The question, then, is how you actually build a map like this. 

Why Most Designers Never Develop a Strategy —
And Why So Many Never Create Lasting Financial Security

In twenty-five years of teaching strategic planning and consulting with interior design firms, I've seen something that still surprises people when I say it out loud: the most financially frustrated designers are rarely the least talented. Often they're the most talented. And the hardest working.

The difference, almost without exception, is strategic clarity.

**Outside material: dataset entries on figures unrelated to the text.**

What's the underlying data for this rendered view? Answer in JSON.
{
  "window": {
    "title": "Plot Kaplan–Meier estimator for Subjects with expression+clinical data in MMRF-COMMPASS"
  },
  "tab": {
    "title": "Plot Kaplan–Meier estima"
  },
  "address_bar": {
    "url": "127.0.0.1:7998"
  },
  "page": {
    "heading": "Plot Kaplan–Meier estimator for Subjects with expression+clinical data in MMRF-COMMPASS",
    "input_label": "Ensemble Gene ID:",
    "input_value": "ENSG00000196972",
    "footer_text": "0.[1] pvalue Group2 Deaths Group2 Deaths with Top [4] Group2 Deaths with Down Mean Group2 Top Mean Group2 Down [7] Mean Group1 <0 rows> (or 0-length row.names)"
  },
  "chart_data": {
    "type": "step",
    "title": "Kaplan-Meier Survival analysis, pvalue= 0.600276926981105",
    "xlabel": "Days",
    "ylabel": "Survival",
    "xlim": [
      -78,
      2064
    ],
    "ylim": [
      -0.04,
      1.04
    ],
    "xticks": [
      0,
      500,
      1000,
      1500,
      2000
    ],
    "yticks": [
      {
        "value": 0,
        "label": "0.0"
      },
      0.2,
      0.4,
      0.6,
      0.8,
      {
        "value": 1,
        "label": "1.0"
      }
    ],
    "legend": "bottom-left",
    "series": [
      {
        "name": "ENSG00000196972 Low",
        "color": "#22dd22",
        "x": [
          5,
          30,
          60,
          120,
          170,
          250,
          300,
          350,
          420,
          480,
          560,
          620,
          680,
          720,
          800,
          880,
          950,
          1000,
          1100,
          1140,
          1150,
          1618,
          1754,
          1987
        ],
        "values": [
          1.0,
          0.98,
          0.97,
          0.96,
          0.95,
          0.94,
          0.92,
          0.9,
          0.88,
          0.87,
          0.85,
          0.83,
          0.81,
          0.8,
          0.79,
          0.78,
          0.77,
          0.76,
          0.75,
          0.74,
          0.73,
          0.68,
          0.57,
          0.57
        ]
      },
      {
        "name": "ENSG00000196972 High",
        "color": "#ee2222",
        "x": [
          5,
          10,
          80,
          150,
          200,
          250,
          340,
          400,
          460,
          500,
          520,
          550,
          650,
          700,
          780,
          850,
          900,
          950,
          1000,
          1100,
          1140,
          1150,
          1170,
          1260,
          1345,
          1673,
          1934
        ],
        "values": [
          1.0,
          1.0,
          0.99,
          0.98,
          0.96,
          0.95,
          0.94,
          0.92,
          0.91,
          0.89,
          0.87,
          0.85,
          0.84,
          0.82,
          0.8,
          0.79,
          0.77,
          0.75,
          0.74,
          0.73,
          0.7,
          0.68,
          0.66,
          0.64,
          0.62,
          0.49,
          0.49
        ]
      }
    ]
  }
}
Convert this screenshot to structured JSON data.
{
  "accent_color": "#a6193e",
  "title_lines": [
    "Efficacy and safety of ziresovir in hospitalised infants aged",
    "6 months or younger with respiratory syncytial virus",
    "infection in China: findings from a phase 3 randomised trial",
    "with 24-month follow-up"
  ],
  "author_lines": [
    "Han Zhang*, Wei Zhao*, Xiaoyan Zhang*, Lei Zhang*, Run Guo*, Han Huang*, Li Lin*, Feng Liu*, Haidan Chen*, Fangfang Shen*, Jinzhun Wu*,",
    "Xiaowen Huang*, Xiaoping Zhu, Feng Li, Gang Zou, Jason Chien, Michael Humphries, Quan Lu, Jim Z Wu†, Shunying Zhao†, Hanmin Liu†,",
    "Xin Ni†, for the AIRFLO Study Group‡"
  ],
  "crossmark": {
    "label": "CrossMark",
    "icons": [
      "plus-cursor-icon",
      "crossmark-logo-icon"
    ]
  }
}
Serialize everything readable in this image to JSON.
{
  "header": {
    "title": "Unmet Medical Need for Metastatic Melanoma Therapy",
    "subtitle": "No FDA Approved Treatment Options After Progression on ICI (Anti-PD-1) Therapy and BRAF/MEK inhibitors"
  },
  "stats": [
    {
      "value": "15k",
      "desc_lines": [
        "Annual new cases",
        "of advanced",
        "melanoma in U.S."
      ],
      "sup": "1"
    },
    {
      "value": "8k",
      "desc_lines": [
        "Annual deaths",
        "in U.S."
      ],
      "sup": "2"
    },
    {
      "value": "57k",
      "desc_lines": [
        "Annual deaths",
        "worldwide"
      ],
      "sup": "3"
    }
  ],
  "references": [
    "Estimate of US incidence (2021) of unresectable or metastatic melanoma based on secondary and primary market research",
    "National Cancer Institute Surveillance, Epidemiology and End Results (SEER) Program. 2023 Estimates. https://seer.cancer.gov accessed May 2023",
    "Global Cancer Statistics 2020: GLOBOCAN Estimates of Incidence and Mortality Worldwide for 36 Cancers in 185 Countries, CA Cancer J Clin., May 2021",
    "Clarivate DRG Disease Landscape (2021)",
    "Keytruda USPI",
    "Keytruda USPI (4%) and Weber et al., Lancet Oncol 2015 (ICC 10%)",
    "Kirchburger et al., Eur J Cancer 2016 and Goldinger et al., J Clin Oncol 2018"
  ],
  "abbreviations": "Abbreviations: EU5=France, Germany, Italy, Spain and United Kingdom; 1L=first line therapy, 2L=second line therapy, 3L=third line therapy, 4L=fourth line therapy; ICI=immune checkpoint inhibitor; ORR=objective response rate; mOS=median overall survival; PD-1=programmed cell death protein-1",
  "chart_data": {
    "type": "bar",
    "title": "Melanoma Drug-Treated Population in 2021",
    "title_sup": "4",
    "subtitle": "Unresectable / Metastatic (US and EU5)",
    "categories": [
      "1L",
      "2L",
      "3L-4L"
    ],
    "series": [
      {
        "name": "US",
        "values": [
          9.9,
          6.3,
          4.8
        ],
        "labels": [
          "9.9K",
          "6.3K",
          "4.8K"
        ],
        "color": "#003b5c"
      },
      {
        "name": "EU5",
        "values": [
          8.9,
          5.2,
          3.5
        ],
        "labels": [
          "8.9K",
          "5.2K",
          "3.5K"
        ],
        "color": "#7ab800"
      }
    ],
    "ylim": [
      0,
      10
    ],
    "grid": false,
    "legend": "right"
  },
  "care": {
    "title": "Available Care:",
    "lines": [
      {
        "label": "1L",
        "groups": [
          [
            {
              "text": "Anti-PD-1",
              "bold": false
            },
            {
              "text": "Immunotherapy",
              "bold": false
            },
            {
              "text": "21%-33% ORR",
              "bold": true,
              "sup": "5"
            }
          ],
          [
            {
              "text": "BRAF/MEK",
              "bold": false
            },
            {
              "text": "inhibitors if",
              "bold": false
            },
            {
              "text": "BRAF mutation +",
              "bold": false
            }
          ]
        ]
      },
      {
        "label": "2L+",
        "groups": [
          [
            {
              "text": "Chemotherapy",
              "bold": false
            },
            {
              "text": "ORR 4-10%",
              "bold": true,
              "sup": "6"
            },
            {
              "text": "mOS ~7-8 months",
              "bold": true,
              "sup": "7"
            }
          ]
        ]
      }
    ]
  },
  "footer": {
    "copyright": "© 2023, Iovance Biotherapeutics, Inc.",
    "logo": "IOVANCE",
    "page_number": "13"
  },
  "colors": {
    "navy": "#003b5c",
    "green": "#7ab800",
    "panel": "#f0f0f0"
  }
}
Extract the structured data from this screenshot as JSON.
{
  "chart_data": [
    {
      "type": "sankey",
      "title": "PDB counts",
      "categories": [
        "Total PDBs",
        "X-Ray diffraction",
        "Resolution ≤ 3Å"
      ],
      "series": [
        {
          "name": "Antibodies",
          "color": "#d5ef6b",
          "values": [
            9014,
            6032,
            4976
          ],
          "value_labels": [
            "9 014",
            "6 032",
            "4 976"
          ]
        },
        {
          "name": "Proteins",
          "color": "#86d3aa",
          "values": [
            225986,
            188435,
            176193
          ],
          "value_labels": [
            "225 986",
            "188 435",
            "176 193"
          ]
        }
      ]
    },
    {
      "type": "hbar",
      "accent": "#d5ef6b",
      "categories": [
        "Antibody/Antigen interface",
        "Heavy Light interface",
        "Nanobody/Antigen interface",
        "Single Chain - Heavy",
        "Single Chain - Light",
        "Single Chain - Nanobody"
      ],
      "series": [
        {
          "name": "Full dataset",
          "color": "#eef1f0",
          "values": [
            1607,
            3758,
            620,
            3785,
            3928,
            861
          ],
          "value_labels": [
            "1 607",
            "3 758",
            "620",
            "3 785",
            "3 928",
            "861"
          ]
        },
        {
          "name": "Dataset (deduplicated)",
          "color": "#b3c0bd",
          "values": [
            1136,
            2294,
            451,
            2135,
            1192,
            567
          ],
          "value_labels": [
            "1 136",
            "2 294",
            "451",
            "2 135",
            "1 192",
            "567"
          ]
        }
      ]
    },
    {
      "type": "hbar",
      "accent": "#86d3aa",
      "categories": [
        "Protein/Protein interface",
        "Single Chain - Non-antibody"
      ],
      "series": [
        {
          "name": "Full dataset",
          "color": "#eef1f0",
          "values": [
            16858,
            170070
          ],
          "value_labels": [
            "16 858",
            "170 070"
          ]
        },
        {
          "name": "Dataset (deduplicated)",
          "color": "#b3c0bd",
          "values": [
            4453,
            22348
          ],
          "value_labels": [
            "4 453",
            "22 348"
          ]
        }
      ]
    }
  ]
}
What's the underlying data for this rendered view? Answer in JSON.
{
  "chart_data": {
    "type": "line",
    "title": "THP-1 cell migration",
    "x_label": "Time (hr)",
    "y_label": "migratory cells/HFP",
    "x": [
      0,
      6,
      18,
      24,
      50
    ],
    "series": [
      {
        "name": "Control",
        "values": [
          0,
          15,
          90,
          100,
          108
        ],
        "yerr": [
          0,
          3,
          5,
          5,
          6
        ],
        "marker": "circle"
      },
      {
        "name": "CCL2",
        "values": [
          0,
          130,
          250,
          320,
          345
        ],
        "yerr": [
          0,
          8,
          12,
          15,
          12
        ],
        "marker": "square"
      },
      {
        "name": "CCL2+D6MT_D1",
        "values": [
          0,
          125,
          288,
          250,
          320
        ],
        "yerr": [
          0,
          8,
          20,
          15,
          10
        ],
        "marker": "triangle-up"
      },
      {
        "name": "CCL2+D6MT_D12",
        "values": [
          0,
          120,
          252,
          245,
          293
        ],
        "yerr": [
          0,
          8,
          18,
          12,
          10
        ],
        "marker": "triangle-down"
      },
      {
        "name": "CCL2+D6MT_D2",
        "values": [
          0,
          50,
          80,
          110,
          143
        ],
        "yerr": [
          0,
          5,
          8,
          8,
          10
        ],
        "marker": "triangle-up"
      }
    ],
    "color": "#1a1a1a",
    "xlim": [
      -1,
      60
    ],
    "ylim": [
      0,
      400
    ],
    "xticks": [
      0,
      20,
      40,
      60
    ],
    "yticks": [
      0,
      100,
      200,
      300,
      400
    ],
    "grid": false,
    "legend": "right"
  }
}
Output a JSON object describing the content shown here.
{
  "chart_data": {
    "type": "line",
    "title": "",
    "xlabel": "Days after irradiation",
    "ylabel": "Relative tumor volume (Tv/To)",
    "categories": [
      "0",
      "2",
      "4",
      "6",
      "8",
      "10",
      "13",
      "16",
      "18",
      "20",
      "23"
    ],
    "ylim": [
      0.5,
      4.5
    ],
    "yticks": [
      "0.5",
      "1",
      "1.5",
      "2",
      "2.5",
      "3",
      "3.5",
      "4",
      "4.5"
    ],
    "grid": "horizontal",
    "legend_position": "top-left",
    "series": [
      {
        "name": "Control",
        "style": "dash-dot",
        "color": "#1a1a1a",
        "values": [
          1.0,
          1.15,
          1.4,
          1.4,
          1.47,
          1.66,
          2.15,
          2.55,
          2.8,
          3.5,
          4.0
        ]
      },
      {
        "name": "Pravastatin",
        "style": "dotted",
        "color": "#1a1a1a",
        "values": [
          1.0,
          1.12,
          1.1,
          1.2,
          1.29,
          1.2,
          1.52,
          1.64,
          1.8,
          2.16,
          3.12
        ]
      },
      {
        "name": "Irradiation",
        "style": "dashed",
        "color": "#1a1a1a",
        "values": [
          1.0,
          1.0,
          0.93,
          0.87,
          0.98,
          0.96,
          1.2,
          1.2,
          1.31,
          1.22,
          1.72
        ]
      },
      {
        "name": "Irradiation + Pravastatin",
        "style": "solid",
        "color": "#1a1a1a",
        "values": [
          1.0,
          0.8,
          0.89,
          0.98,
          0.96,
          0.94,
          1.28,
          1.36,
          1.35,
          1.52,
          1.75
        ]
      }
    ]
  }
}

The successful firms knew exactly who they served, what made them genuinely different, and which opportunities were worth ignoring. Every decision connected to a larger direction. The struggling firms pursued everything, committed to nothing, and found themselves reacting to whatever walked in the door.

Here's the part that makes this so hard to fix: you already know you need a strategy. Every designer I've ever worked with knows it. The problem is that strategy never demands attention today. The client call does. The deadline does. The staffing problem does. Strategy waits patiently for tomorrow — and tomorrow has a way of becoming next year, and next year has a way of becoming never.

The result: a successful practice that somehow never produces the life it was supposed to fund.

That's what ActionMaps is built to fix.